Eastman School of Music professor Harold Danko played with Chet Baker, Lee Konitz, Gerry Mulligan and others before he became a professor. In his Hatch Hall concert he told stories about his evolution as a pianist-composer and put his tunes in context.
Danko has written some gems over the years. “Mirth Song” has a beautifully quirky melody reminiscent of one of Eric Satie’s Gnossiennes with the addition of some forays under the hood to strum and pluck strings. His “Blue Swedish Wildflowers” was beautifully impressionistic from start to finish.
Ever the professor, Danko had the audience supply a vital D through the parts of a tune that, as he explained, had an augmented chord and a diminished chord, both of which needed that D. And he taught us more than most of us ever knew about the middle pedal on the piano.
But it was his compositions, and his brilliant technique playing them, that won the day, especially the one he saved for last. His “Tidal Breeze,” which was covered by Baker, Konitz, and others, is a lilting and catchy classic despite its harmonic complexity.
Earlier in the evening I heard bassist-singer Phaedra Kwant and her group at Max. Kwant sang several of her tunes in a manner that recalled late-period Joni Mitchell, but I preferred the instrumentals where she showed off her bass chops. Especially strong was the set’s funkiest number, “Action Hero.”
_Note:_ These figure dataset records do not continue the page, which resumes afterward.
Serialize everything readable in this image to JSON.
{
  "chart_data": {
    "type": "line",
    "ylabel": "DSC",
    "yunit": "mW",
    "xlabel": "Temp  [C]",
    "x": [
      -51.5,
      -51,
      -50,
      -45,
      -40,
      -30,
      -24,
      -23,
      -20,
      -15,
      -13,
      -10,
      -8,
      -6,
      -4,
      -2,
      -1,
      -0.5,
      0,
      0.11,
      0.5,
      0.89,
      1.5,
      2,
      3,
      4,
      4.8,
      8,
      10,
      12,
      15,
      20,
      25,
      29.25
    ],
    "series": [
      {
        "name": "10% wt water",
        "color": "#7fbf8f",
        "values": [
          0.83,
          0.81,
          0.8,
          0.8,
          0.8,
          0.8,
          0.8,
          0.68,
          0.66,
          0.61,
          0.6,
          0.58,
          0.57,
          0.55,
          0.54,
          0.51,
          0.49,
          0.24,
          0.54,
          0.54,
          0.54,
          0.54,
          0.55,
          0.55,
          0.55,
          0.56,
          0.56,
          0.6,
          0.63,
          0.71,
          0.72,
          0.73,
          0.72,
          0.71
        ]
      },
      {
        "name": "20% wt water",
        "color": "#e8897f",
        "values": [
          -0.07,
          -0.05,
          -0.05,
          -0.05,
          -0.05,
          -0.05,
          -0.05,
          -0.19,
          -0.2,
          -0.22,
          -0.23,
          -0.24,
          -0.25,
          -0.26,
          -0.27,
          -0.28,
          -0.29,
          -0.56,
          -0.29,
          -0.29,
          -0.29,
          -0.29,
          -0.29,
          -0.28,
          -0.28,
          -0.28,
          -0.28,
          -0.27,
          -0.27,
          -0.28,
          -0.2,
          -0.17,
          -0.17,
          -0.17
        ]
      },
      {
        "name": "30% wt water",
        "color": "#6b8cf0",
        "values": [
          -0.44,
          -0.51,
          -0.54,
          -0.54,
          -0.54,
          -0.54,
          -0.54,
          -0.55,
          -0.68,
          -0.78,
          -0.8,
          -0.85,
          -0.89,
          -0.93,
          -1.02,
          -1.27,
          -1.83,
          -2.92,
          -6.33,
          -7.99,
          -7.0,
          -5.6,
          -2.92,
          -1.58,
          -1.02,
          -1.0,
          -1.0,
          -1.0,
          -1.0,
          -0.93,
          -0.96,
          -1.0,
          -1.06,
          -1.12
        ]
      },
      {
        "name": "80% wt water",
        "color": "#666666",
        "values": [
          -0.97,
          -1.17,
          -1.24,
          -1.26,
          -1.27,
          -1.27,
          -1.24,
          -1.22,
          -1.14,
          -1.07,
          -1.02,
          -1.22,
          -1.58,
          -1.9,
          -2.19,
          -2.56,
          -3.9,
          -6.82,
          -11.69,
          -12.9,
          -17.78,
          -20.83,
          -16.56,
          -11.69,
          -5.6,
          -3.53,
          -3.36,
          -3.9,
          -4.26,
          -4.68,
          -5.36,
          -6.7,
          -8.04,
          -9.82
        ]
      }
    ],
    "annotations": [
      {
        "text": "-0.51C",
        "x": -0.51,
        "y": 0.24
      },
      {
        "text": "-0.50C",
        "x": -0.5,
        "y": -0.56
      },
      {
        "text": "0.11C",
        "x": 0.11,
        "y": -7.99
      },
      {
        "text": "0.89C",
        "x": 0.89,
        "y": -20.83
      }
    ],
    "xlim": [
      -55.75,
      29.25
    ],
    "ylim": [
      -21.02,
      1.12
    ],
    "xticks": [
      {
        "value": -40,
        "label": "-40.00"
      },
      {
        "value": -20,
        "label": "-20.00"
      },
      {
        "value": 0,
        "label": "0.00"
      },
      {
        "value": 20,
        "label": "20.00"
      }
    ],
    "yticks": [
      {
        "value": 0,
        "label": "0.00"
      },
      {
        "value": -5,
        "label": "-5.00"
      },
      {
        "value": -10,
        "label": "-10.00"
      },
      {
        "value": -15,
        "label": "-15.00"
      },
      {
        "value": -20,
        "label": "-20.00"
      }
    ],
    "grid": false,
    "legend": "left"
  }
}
I ended the night with The Wee Trio at the Little Theatre. The most striking thing about the group was the simpatico between the three members. While many groups come across as a collection of disparate musicians, these guys played as one.
That might be because of mutual respect; all three are phenomenal players. James Westfall was the latest in a series of top vibraphone players at this year’s festival, Dan Loomis took great bass solos, and Jared Schonig saved his showcase solo till the end. All three provided excellent compositions, but the band was best on Ray Noble’s classic, “Cherokee.”
I’ll start the final night of Jazz Fest at Kilbourn Hall with Newport Jazz Festival Now 60. Clarinetist-saxophonist Anat Cohen is the musical director of this crew and that’s enough to get me there early. Later, I’ll catch up-and-coming pianist Stephanie Trick at Hatch Hall and Scott Feiner & Pandeiro Jazz at the Little Theatre.